While Kirch has only gone as far as to say that the enterprise distribution - as opposed to the community distribution openSUSE - will adopt a shim bootloader to chain onto Grub2, as Red Hat has outlined, it looks pretty certain that SUSE will follow the enterprise leader.
Red Hat's method will use a shim to load Grub 2 and then load the operating system which is signed by a key that Red Hat has purchased from Microsoft via Verisign. For Red Hat, this involves signing up to the Microsoft developer program.
For SUSE, there is no additional signing up needed; it signed a five-year patent-licensing deal with Microsoft back in 2006 and that was renewed last year for a further four. SUSE merely has to pay the extra $US99 for the key that will enable the loading of its bootloader.

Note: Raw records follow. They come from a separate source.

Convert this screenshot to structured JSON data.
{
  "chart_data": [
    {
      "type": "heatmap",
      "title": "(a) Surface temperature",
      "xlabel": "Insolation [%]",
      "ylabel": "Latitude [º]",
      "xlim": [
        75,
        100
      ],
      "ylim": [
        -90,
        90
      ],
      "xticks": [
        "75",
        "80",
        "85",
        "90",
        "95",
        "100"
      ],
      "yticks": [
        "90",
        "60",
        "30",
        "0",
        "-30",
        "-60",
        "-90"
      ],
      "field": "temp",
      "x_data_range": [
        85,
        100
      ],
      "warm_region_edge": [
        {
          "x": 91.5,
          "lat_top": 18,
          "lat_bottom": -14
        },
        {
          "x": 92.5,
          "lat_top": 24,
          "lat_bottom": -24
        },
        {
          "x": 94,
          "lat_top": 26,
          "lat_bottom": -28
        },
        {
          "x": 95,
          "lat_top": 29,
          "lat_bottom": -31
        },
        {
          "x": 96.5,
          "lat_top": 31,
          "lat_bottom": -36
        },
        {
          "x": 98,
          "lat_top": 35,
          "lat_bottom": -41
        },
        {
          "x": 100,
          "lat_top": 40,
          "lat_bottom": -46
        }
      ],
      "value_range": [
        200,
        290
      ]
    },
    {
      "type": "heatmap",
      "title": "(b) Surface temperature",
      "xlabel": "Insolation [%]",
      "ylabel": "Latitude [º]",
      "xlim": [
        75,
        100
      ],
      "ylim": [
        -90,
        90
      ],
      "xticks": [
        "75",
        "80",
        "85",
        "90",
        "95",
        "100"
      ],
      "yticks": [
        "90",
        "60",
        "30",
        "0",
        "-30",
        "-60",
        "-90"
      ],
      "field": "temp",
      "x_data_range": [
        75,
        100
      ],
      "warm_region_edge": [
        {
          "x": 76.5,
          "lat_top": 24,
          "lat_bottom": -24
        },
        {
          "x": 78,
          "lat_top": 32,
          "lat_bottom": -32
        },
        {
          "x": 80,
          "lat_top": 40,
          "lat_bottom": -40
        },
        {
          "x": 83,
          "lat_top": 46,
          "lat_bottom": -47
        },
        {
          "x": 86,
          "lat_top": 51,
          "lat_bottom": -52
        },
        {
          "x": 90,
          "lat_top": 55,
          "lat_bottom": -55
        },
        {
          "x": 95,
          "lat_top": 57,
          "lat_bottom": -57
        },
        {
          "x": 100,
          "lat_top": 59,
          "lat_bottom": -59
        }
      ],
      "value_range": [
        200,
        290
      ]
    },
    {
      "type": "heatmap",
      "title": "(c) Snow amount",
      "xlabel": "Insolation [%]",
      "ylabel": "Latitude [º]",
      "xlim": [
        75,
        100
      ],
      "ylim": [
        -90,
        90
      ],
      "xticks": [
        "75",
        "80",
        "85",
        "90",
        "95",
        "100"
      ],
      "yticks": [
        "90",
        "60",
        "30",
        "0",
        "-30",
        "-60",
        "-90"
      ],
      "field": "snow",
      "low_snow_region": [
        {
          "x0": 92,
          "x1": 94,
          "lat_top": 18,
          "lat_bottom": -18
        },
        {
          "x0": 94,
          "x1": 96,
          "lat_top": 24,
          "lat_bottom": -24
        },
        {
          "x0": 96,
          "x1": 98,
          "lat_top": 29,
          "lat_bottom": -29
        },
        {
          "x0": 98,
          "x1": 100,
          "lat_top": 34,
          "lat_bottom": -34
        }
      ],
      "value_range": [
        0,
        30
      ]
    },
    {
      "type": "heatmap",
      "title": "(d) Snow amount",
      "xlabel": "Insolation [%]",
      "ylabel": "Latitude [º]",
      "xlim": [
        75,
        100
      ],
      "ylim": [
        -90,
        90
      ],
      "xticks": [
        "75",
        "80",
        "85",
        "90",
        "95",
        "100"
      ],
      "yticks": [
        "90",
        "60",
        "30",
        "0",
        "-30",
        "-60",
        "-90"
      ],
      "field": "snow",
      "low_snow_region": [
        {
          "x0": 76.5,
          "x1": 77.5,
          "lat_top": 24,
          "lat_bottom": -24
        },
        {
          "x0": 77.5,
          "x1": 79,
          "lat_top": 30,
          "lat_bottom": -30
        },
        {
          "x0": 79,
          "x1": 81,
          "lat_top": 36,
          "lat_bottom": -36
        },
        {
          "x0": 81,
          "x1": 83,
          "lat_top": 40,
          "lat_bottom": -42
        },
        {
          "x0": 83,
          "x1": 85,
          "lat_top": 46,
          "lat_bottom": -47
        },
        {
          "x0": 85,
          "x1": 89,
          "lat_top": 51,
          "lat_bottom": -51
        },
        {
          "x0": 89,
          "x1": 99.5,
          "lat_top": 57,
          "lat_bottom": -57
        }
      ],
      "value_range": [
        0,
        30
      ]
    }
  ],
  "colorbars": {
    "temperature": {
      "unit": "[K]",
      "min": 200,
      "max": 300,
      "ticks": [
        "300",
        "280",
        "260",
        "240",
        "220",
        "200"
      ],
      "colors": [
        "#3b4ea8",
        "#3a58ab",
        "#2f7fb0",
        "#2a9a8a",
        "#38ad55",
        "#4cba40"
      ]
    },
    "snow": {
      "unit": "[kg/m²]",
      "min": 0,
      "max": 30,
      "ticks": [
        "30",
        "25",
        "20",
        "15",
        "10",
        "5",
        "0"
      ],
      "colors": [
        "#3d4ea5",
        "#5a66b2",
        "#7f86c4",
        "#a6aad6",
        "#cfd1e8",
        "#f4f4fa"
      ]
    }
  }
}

Though Kirch has left open the possibility that openSUSE will adopt a different method for adapting to secure boot, that seems highly unlikely. No matter what anyone says, openSUSE is a development pool for the enterprise distribution; the chances that the community distribution will go in another direction to the enterprise one are very small indeed.
Kirch has also left open the possibility of having a SUSE key for signing the boot loader; this, again, is unlikely given that the cost involved is more. The method that Red Hat devised and then announced for Fedora has met with less resistance than that announced by Ubuntu. SUSE is in competition with both companies and hence it is only logical that it will go with the solution that has won more favour.